Firenze, 13 November, 2015 / 8:00 PM
“Il convenire, che ha scandito i decenni dopo il Concilio, è divenuto preziosa tradizione di confronto e discernimento a livello comunitario; ci ha aiutato e ci aiuta a recepire le istanze conciliari, a rafforzare la nostra testimonianza di fede e a contribuire al bene comune del Paese”. Anche nello spazio pubblico “come comunità ecclesiale assumiamo con rinnovato impegno la disponibilità all’incontro e al dialogo per favorire l’amicizia sociale nel Paese e cercare insieme il bene comune”. Con queste parole il cardinale di Genova e presidente della Conferenza Episcopale italiana ha tratteggiato le “Prospettive” dopo il quinto Convegno Ecclesiale nazionale.
Un percorso, quello segnato dal tema “In Gesù Cristo il nuovo umanesimo”, che certamente si rivolge “ad intra”, ma che considera essenziale l’apertura al mondo. “Quello fatto insieme è stato un cammino sinodale, che ci ha fatto sperimentare la bellezza e la forza di essere parte viva del popolo di Dio – ha detto ancora Bagnasco -, sostenuti dalla comunione fraterna, che in Cristo trova la sua fonte e che ci apre quindi alla condivisione, alla correzione vicendevole e alla comunicazione di idee e carismi”.
Parla di “Chiesa madre” il cardinale Bagnasco, che genera alla fede e impone “l’importanza che la nostra testimonianza sia limpida, che il nostro linguaggio raggiunga le menti e i cuori, e che sappiamo avvicinarci con compassione alle persone nelle tante fragilità che sperimentano ogni giorno”. Si, le fragilità, che a volte diventano vere e proprie povertà, perché “è estremamente diffuso, oggi, un profondo senso di solitudine e di abbandono; un sentimento di vuoto, legato alla mancanza di mete alte e di persone con le quali condividere obiettivi e impegnarsi per conseguirli”.

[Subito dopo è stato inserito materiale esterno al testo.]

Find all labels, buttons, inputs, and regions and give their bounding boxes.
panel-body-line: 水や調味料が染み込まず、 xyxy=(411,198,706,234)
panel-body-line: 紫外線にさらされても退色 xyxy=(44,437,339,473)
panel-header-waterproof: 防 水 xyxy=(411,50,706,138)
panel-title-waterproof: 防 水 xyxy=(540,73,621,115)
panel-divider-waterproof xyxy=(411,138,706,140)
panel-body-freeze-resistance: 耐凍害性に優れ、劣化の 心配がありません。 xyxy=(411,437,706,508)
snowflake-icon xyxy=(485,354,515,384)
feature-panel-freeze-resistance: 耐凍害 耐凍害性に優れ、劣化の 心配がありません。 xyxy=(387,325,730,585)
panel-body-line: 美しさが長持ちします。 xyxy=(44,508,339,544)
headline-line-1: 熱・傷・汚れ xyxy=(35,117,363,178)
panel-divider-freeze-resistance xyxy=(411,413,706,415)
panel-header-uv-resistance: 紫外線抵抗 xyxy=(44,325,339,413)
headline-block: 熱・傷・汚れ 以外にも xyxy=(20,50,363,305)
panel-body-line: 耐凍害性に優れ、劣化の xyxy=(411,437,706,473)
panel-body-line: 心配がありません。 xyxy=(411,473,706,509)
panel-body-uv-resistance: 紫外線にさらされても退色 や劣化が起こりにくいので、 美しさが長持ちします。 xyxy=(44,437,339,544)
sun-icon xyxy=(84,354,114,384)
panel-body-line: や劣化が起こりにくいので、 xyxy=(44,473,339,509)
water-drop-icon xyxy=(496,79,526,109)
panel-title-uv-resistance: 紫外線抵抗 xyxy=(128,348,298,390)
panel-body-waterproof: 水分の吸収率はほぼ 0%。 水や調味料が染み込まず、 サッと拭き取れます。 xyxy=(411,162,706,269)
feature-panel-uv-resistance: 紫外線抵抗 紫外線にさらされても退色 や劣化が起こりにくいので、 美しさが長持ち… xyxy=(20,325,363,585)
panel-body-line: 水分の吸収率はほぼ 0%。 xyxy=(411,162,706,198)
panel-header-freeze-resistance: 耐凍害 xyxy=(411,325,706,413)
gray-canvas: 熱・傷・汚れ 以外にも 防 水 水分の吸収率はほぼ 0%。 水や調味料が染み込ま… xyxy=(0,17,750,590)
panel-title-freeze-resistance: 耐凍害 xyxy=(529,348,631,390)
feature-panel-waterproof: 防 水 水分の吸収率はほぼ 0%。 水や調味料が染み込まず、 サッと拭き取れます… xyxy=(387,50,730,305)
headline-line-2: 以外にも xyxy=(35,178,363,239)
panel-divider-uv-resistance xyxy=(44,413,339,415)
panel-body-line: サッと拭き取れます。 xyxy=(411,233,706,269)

I più deboli sembrano essere i giovani, ai quali “la cultura dominante offre ideali spesso non autentici, legati al perseguimento di un successo effimero o di soddisfazioni momentanee. E lo fa con una pervasività e un’efficacia quasi disarmanti”.
E invece, il Papa, nella giornata fiorentina di martedì scorso, ha chiesto, ha ricordato il Cardinale, “autenticità e gratuità, spirito di servizio, attenzione ai poveri, capacità di dialogo e di accoglienza; ci ha esortati a prendere il largo con coraggio e a innovare con creatività, nella compagnia di tutti coloro che sono animati da buona volontà”.
Per Bagnasco, che ha ripreso alcune relazioni degli scorsi giorni, “la storia del nostro Paese – il ‘made in Italy’, il volontariato, le cento città, l’artigianato, l’arte, la cura, la carità, le tante forme di sussidiarietà ed economia civile, la famiglia –: sono espressioni già presenti nella realtà, preziosa eredità affidata alla nostra responsabilità”.
Perciò “la ricostruzione dell’umano, che la Chiesa avverte come suo compito primario e inscindibile dall’annuncio del Vangelo, passa da un’attenta conoscenza delle dinamiche e dei bisogni del nostro mondo, quindi dall’impegno a un’inclusione sociale che ha a cuore innanzitutto i poveri”.
“Spetta a noi – ha detto ancora Bagnasco - mostrare a tutti l’infinito tesoro racchiuso nella sua persona, e la luce che da Lui si irradia sulle nostre inquietudini, sulle problematiche e le varie situazioni di vita”. E in questo “lasciamoci guardare da Lui, “misericordiae vultus”, consapevoli che la condizione primaria di ogni riforma della Chiesa richiede di essere radicati in Cristo. Contempliamo, quindi, senza stancarci l’umanità di Gesù: in Lui siamo ridestati alla vita, riconosciamo un’esistenza unificata, raccolta attorno alla costante ricerca della volontà del Padre, e al tempo stesso tutta protesa verso il prossimo”.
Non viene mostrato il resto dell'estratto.